Thursday, March 08, 2007

Cutting Ties?

Hekmatyar is a loathsome and violent guy, but there's a reason he's survived as long as he has. He knows when to switch sides.
Fugitive Afghan rebel leader Gulbuddin Hekmatyar told The Associated Press that his forces have ended cooperation with the Taliban and suggested that he was open to talks with embattled President Hamid Karzai.

In a video response to questions submitted by AP, Hekmatyar said that his group contacted Taliban leaders in 2003 and agreed to wage a joint jihad, or holy war, against American troops.

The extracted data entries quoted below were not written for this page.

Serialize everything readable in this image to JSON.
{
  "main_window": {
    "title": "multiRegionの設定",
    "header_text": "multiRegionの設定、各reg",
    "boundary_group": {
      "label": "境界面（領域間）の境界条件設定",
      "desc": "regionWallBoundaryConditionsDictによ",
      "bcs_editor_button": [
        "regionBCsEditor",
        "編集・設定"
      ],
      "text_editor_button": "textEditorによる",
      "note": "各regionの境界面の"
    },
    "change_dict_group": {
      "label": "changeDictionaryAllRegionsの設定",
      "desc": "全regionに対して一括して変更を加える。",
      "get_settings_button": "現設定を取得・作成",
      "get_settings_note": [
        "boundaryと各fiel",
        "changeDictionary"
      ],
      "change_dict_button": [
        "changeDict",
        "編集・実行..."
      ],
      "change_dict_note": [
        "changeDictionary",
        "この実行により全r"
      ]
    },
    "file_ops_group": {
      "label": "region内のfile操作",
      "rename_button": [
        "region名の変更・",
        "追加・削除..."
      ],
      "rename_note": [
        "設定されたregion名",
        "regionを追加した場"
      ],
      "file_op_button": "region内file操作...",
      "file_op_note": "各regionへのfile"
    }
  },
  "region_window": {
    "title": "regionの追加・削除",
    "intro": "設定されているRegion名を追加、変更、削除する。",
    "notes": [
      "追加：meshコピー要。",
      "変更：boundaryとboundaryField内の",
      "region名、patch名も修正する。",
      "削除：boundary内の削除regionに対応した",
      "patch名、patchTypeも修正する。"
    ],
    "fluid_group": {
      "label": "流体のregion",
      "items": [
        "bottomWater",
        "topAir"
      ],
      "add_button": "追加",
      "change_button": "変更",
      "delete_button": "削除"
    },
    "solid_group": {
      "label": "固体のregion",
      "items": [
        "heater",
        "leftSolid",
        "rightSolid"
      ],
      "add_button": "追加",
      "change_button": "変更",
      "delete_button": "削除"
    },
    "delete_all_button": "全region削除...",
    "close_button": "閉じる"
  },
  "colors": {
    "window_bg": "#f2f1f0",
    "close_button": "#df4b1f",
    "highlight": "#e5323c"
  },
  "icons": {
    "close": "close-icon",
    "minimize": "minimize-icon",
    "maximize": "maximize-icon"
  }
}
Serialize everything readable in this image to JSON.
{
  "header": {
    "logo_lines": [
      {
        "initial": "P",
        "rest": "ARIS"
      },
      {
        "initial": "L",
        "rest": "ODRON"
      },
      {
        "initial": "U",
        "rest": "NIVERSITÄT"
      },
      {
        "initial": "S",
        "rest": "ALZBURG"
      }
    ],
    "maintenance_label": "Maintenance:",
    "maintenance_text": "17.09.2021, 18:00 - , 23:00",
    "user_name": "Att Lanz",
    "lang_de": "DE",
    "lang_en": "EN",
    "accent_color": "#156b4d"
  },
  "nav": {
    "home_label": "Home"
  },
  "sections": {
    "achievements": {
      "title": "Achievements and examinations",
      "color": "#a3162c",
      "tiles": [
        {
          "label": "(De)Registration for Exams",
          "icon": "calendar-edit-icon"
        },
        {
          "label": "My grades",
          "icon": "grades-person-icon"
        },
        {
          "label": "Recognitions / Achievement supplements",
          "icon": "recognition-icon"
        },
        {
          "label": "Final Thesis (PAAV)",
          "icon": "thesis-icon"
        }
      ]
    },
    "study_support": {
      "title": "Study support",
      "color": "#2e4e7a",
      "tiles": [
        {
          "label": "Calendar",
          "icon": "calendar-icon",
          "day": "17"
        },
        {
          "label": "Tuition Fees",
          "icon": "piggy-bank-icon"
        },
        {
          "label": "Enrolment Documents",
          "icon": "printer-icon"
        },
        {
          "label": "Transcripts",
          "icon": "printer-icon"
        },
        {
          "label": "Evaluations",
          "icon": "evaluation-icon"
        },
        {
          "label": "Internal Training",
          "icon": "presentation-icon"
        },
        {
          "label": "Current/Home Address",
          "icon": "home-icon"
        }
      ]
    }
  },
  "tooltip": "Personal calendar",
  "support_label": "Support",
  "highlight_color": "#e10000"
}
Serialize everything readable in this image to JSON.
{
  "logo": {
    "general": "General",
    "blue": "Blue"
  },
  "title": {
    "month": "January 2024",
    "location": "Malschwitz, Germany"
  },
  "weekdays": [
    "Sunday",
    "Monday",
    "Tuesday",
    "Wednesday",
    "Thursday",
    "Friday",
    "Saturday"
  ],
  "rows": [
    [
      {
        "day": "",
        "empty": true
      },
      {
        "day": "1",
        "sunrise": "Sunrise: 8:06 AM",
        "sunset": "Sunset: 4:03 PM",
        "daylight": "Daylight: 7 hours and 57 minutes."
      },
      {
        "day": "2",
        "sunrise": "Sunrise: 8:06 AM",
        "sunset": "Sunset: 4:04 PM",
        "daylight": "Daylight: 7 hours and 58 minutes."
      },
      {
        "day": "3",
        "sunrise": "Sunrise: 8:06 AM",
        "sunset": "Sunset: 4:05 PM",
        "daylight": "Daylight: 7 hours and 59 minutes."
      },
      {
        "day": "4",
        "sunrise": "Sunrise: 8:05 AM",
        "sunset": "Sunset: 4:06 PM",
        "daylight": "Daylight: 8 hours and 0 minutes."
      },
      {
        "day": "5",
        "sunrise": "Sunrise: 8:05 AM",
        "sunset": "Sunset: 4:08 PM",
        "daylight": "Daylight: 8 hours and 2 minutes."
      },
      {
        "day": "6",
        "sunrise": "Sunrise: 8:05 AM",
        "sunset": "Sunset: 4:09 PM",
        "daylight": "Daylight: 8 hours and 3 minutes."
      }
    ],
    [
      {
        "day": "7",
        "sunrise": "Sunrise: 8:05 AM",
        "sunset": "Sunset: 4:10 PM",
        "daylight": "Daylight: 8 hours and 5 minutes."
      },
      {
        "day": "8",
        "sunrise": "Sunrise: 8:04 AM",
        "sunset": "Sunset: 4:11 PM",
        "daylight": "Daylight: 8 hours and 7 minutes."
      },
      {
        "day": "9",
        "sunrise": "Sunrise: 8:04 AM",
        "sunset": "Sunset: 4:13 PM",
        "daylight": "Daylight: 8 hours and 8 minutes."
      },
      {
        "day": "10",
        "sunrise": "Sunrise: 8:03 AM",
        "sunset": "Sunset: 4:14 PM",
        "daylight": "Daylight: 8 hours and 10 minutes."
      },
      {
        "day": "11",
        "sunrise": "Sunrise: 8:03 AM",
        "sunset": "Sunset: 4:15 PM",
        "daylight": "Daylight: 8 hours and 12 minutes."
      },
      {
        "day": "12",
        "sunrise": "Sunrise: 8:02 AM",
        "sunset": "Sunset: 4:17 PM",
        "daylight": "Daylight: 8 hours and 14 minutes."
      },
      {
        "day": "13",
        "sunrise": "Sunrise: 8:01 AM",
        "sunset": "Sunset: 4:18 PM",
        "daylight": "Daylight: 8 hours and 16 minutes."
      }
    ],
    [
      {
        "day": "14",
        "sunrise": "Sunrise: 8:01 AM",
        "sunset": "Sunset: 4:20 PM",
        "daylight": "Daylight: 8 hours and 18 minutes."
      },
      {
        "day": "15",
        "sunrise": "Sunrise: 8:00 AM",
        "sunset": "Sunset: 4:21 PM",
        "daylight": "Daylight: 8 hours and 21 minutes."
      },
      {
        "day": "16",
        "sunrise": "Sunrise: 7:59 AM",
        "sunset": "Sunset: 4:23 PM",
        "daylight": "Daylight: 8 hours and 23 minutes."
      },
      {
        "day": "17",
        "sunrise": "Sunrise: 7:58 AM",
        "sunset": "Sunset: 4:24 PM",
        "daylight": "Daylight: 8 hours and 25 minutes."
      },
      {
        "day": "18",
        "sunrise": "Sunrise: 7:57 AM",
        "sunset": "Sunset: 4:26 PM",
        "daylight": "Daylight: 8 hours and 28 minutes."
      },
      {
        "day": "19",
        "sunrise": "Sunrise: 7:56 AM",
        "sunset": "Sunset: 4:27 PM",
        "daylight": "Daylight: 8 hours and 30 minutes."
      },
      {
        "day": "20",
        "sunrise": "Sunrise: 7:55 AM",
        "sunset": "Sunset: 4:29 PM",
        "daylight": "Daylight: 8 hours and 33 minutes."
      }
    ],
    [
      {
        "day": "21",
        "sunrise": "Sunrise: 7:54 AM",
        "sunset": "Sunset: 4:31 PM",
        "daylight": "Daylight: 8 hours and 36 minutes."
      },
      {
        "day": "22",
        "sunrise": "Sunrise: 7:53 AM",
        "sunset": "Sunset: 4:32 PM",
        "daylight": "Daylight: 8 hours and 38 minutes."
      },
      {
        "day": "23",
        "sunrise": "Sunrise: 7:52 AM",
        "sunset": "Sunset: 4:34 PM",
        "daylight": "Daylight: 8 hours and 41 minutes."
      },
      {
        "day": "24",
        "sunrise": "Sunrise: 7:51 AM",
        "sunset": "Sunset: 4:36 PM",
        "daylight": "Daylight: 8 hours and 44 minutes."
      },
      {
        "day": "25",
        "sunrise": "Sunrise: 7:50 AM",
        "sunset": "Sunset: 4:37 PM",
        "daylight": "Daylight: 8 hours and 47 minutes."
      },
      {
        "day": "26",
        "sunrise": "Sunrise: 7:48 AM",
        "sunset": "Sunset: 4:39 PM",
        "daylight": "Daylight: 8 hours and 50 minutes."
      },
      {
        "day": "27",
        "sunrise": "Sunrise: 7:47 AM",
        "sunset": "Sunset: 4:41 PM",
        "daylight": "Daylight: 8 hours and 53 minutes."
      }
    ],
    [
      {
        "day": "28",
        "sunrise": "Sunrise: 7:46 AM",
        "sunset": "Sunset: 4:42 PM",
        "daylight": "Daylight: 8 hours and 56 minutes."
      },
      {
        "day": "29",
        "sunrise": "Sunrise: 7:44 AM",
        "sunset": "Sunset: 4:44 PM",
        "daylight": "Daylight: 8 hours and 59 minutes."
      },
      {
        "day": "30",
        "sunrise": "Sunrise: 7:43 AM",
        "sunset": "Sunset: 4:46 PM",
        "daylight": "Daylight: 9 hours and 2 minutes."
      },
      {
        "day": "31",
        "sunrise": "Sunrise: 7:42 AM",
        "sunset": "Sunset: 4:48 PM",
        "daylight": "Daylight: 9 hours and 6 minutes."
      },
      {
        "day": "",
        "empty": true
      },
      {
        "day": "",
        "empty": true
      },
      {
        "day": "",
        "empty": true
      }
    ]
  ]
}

"The jihad went into high gear but later it gradually went down as certain elements among the Taliban rejected the idea of a joint struggle against the aggressor," Hekmatyar said in the video, which was received Thursday. Hekmatyar wore glasses and a black turban as he spoke in front of a plain white wall at an undisclosed location.
There's a good reason that this guy has survived in one of the most inhospitable regions on the planet. He apparently has the knack to know which side has the most power at any given moment in a fluid and changing Afghan political landscape.

This may be his attempt to secure his survival for just a bit longer considering the world of hurt the NATO and US forces are busy inflicting on the Taliban in advance of their annual spring offensive.

Considering that quite a few Taliban leaders have been rolled up in recent weeks, he would have nothing to gain by siding with the group as their reputation and leadership goes down the drain. This doesn't mean that he's changed his stripes. Indeed, the US still considers him a terrorist on their watch list and have tried to eliminate him on several occasions.

That there are even reports of US forces operating in Warizistan (inside Pakistan) going after Taliban and al Qaeda are probably giving Hekmatyar second thoughts about the survivability of the Taliban. He's probably looking for the best deal to bide his time until he can strike out on his own.